Dans ses conclusions d’annulation, si le requérant hiérarchise ses différents moyens selon la cause juridique sur laquelle ils reposent, le juge de l’excès de pouvoir est tenu de respecter cet ordre, en statuant en priorité sur les moyens qui se rattachent à la cause juridique correspondant à la demande principale du requérant :

« 9. De même, lorsque le requérant choisit de hiérarchiser, avant l’expiration du délai de recours, les prétentions qu’il soumet au juge de l’excès de pouvoir en fonction de la cause juridique sur laquelle reposent, à titre principal, ses conclusions à fin d’annulation, il incombe au juge de l’excès de pouvoir de statuer en respectant cette hiérarchisation, c’est-à-dire en examinant prioritairement les moyens qui se rattachent à la cause juridique correspondant à la demande principale du requérant. »

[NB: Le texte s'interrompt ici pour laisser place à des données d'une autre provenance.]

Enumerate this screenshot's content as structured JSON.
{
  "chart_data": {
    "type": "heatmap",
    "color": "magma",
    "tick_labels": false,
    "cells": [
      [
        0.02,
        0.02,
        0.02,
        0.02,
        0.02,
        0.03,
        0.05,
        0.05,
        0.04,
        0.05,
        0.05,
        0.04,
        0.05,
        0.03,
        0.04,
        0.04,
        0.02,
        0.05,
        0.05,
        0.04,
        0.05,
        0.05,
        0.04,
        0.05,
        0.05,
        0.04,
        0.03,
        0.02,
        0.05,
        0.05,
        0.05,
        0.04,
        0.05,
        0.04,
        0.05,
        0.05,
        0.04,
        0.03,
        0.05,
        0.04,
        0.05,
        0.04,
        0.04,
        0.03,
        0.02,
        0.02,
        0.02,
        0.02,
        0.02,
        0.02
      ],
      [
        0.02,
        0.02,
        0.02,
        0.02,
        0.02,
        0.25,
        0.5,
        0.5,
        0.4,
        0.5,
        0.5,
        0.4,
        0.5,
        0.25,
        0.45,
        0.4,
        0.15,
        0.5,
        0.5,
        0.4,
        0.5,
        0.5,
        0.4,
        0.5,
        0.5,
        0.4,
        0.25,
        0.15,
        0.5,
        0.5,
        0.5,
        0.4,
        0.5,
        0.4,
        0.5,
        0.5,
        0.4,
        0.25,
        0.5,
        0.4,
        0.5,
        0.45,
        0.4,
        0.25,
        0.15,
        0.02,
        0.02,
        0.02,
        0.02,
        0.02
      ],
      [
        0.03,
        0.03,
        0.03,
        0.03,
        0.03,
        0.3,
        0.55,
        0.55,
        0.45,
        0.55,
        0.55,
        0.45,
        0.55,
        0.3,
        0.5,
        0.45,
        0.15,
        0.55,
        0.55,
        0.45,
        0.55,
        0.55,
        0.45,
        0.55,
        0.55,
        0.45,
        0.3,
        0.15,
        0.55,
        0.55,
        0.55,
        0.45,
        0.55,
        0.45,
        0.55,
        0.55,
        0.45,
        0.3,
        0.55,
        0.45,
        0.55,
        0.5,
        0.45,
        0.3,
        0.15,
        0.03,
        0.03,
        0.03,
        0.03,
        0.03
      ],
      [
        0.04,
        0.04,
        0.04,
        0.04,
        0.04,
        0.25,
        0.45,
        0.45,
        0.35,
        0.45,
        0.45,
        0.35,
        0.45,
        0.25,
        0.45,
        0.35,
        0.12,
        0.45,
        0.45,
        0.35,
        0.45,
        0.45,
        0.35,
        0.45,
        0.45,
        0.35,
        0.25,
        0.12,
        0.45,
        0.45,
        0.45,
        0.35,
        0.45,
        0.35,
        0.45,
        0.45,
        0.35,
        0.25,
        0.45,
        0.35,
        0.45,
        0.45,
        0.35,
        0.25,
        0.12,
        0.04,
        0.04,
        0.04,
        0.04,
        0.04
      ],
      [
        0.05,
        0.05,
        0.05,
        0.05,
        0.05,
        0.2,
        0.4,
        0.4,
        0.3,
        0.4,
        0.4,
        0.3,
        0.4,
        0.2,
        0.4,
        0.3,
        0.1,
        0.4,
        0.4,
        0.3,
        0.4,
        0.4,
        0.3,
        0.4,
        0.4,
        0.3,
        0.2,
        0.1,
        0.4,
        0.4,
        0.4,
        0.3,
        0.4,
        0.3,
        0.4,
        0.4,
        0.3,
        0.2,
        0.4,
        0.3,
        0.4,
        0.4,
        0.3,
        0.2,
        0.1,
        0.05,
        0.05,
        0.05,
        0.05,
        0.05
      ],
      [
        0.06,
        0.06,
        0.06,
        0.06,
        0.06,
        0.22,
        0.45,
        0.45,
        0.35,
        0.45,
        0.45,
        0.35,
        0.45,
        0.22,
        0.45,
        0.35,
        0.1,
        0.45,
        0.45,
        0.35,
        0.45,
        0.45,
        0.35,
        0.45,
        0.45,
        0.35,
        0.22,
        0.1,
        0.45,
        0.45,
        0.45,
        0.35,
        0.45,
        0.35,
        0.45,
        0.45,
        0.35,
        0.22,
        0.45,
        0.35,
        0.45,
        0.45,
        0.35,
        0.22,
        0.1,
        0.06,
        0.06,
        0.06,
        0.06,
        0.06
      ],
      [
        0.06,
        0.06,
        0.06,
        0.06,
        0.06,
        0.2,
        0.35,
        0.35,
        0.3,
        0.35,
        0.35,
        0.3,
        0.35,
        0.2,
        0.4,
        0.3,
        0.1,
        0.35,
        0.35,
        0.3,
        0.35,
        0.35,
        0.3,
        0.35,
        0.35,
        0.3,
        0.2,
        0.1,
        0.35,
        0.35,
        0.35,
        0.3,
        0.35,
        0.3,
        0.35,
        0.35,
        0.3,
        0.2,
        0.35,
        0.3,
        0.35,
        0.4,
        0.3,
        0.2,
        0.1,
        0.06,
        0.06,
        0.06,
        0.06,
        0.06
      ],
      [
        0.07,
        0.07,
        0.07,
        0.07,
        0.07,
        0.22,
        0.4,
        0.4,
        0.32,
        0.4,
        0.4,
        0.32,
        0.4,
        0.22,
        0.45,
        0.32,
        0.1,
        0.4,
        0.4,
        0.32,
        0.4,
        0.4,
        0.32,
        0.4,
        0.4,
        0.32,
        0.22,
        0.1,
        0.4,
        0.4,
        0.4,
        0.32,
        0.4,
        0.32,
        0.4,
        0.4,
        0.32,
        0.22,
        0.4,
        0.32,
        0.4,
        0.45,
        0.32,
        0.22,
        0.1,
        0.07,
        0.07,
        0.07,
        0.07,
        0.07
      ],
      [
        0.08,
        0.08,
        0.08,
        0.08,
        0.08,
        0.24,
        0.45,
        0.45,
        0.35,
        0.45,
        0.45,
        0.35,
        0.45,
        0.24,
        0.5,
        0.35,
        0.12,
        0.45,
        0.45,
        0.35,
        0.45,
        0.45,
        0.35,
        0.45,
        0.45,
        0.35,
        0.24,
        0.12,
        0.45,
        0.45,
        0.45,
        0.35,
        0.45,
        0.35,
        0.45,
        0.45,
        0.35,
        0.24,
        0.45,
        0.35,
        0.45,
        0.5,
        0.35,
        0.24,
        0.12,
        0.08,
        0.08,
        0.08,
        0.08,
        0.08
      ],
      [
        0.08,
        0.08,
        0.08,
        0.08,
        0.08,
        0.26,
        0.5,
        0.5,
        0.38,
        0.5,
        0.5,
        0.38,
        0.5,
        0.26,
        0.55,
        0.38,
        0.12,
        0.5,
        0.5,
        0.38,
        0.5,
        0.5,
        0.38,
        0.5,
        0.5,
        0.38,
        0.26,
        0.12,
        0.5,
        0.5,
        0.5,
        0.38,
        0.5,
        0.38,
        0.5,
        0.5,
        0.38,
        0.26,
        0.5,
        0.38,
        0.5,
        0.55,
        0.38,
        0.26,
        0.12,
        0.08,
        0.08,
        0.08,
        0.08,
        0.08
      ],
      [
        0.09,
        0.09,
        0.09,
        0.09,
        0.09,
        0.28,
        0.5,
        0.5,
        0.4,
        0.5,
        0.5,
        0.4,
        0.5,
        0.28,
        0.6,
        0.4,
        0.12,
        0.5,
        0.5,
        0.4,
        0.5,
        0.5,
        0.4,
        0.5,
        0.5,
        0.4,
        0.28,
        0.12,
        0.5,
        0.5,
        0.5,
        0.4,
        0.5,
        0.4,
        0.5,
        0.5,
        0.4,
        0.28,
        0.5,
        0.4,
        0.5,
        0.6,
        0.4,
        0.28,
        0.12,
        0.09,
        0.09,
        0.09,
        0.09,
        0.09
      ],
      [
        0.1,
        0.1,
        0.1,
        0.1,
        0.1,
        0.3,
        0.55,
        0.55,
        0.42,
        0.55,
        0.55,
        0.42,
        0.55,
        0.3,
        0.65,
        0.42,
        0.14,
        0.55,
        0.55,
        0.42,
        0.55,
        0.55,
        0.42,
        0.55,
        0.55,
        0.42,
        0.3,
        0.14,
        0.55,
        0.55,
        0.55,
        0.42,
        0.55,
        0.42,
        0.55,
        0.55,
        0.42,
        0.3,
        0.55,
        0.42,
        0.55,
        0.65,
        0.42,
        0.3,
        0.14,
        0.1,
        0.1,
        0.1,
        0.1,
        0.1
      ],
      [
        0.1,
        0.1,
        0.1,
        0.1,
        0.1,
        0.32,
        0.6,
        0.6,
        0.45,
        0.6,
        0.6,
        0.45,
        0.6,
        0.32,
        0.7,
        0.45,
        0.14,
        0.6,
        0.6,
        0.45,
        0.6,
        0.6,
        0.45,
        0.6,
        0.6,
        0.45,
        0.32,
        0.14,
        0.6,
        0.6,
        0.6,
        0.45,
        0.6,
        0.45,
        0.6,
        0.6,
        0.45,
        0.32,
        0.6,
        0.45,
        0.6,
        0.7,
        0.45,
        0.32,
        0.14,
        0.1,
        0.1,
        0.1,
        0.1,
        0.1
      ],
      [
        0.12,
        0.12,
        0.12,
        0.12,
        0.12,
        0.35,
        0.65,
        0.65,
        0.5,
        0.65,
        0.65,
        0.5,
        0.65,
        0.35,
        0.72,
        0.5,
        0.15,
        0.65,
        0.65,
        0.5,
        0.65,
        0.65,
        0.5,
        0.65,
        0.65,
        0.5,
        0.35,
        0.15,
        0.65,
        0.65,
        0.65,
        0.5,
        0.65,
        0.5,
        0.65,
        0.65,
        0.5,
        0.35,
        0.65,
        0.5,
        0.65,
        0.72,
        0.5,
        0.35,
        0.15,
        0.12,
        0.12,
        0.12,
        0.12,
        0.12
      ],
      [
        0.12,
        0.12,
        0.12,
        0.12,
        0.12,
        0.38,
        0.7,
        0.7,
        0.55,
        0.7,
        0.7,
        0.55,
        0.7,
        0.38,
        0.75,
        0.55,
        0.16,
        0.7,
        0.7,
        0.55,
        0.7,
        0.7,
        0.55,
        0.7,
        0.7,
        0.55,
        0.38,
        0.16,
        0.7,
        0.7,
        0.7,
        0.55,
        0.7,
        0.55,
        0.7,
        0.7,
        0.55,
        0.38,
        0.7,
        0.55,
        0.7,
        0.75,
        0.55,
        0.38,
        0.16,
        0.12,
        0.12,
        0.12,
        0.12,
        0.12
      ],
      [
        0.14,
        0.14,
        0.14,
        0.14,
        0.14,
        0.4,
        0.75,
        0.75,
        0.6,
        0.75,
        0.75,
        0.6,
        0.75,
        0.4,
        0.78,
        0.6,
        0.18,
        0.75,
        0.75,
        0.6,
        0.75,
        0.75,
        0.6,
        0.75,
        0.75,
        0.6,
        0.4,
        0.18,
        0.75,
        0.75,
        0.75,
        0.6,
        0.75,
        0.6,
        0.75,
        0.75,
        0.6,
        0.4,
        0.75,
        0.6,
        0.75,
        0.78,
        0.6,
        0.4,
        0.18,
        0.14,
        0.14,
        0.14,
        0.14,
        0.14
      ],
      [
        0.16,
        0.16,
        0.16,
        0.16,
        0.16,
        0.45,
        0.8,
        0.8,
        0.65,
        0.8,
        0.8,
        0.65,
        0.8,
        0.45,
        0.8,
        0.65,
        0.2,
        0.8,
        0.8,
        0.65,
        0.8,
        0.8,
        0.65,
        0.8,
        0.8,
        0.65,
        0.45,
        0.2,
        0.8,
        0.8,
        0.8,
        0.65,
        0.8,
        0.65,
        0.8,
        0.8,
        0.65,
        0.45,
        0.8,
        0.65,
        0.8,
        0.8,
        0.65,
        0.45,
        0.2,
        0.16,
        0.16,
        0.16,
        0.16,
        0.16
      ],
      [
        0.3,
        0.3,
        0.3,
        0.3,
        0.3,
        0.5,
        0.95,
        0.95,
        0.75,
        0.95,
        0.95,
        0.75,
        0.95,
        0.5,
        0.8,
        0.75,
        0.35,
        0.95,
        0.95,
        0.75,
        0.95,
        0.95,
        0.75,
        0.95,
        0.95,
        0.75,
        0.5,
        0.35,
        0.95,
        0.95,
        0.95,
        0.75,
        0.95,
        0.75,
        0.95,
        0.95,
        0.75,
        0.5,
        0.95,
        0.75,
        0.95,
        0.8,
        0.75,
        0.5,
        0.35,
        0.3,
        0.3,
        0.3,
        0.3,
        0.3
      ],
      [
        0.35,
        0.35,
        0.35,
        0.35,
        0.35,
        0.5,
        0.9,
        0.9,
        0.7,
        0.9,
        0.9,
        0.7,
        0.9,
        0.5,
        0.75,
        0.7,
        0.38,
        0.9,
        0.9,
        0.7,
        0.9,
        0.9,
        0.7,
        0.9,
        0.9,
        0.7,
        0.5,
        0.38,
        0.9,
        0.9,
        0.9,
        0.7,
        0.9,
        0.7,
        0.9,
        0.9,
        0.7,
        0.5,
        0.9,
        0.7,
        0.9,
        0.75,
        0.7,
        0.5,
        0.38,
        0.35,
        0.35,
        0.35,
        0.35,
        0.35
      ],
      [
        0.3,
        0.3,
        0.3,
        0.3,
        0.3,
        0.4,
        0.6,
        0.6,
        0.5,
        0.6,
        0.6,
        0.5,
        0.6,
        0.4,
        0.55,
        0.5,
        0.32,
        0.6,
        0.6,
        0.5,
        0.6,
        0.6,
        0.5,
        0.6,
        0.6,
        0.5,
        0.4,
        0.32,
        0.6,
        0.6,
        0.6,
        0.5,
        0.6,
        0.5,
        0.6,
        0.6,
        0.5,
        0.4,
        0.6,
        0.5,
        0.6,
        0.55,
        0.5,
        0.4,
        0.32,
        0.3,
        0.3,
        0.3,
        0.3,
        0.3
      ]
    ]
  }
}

Ainsi, dans le cas où le juge de l’excès de pouvoir ne juge fondé aucun des moyens présentés à titre principal par le requérant, mais retiendrait un moyen de sa demande subsidiaire, il a la faculté de se prononcer uniquement sur le moyen qu’il retient pour annuler la décision administrative, rejetant de fait les moyens de la demande principale :

« 10. Dans le cas où il ne juge fondé aucun des moyens assortissant la demande principale du requérant mais qu’il retient un moyen assortissant sa demande subsidiaire, le juge de l’excès de pouvoir n’est tenu de se prononcer explicitement que sur le moyen qu’il retient pour annuler la décision attaquée : statuant ainsi, son jugement écarte nécessairement les moyens qui assortissaient la demande principale. »

Dans ces conditions, et dans l’hypothèse où le jugement est susceptible d’appel, le requérant dont la demande principale n’aurait pas été satisfaite peut interjeter appel :

« 11. Si le jugement est susceptible d’appel, le requérant est recevable à relever appel en tant que le jugement n’a pas fait droit à sa demande principale. Il appartient alors au juge d’appel, statuant dans le cadre de l’effet dévolutif, de se prononcer sur les moyens, soulevés devant lui, susceptibles de conduire à faire droit à la demande principale. »

Pour en venir au cas d’espèce, la Cour administrative d’appel de Marseille avait rejeté l’appel formé par la société requérante, laquelle avait déjà été déboutée par le Tribunal administratif de Toulon. En effet, le juge de première instance avait refusé de faire droit à ses conclusions d’injonction tenant à la délivrance de l’agrément d’établissement de formation à la conduite des navires de plaisance à moteur présentées à titre principal, alors qu’il avait annulé la décision administrative pour insuffisance de motivation.

Au Conseil d’Etat de relever que la Cour administrative d’appel n’avait commis aucune erreur de droit en considérant que « le tribunal administratif avait retenu le motif le mieux à même de régler le litige, qu’il n’était pas tenu de se prononcer sur les autres moyens de la requête et qu’il avait à bon droit rejeté les conclusions à fin d’injonction dont il était saisi à titre principal ».